Bild: Winfried Kretschmann ist dem Auto an sich näher als andere Grüne
BERLIN/KARLSRUHE taz | Toni Hofreiter wählte am Mittwoch in Berlin große
Worte: „Wenn wir jetzt nicht handeln, riskieren wir den permanenten
Ausnahmezustand für künftige Generationen.“ Der Chef der Grünen im
Bundestag will die Krise mit viel Geld und noch mehr Klimaschutz
überwinden. Mit 100 Milliarden Euro sofort und 500 Milliarden in den
nächsten Jahren soll der Öko-Umbau der Wirtschaft bewerkstelligt werden.
Die Grünen wollen mehr Windenergie und weniger Flüge, staatliche
Subventionen für E-Autos und den öffentlichen Nahverkehr. Bei der Frage,
wer das bezahlt, bleibt die Fraktionsspitze [1][in ihrem 49-seitigen
„Zukunftspakt“ (Link zu pdf-Datei)] allerdings etwas wolkig.

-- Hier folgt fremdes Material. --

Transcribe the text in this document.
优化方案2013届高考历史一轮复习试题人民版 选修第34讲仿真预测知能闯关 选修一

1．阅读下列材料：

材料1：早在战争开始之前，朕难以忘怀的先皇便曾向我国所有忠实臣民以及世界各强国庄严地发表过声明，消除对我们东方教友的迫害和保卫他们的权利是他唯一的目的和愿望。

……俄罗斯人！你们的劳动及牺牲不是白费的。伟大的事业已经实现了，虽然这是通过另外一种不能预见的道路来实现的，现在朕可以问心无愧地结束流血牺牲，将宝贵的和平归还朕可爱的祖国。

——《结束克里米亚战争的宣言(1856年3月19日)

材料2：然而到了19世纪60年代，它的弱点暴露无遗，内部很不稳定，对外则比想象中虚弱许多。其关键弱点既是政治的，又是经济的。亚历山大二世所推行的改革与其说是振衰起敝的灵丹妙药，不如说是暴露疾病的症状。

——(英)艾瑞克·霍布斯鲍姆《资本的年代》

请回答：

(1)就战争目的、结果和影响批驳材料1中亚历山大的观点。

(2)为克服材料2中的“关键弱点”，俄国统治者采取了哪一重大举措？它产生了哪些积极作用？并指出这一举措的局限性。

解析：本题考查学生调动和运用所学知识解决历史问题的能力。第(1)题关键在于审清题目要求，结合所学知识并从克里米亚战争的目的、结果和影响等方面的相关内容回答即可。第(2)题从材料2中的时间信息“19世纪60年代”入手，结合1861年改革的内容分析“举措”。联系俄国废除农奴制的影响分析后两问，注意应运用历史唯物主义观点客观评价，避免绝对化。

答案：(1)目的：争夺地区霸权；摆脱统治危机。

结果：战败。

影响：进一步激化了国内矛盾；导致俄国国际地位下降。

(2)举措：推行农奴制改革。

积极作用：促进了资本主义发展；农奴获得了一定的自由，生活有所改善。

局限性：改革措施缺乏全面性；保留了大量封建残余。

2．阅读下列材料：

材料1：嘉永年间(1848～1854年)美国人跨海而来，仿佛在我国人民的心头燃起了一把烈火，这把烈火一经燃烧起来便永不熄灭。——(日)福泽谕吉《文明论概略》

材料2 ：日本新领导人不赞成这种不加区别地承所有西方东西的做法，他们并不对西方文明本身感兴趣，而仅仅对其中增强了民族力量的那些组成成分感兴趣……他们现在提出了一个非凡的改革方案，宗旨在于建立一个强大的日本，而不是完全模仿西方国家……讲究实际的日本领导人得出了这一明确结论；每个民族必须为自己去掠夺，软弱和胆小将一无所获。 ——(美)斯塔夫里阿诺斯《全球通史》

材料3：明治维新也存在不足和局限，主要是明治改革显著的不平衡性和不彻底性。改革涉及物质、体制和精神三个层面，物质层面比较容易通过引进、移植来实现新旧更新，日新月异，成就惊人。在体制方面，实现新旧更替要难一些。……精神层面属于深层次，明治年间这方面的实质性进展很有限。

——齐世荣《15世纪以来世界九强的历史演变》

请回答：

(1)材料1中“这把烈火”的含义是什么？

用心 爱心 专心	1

Die Verwandlung der alten Industrien in eine ökologisch verträgliche
Wirtschaft ist das Herzstück des grünen Selbstverständnisses. Es ist die
Schnittstelle zwischen dem Gestern, als man noch alternativ war, und dem
Morgen als mittige Regierungspartei. Ein Weg zwischen pragmatischem
Anpacken und dem Selbstverständnis als Partei mit einem besonderen
moralischen Auftrag. Dabei spielt die deutsche Autoindustrie eine
Schlüsselrolle. Früher war sie der Lieblingsgegner der Grünen, das ist sie
heute nicht mehr – zumindest nicht für alle.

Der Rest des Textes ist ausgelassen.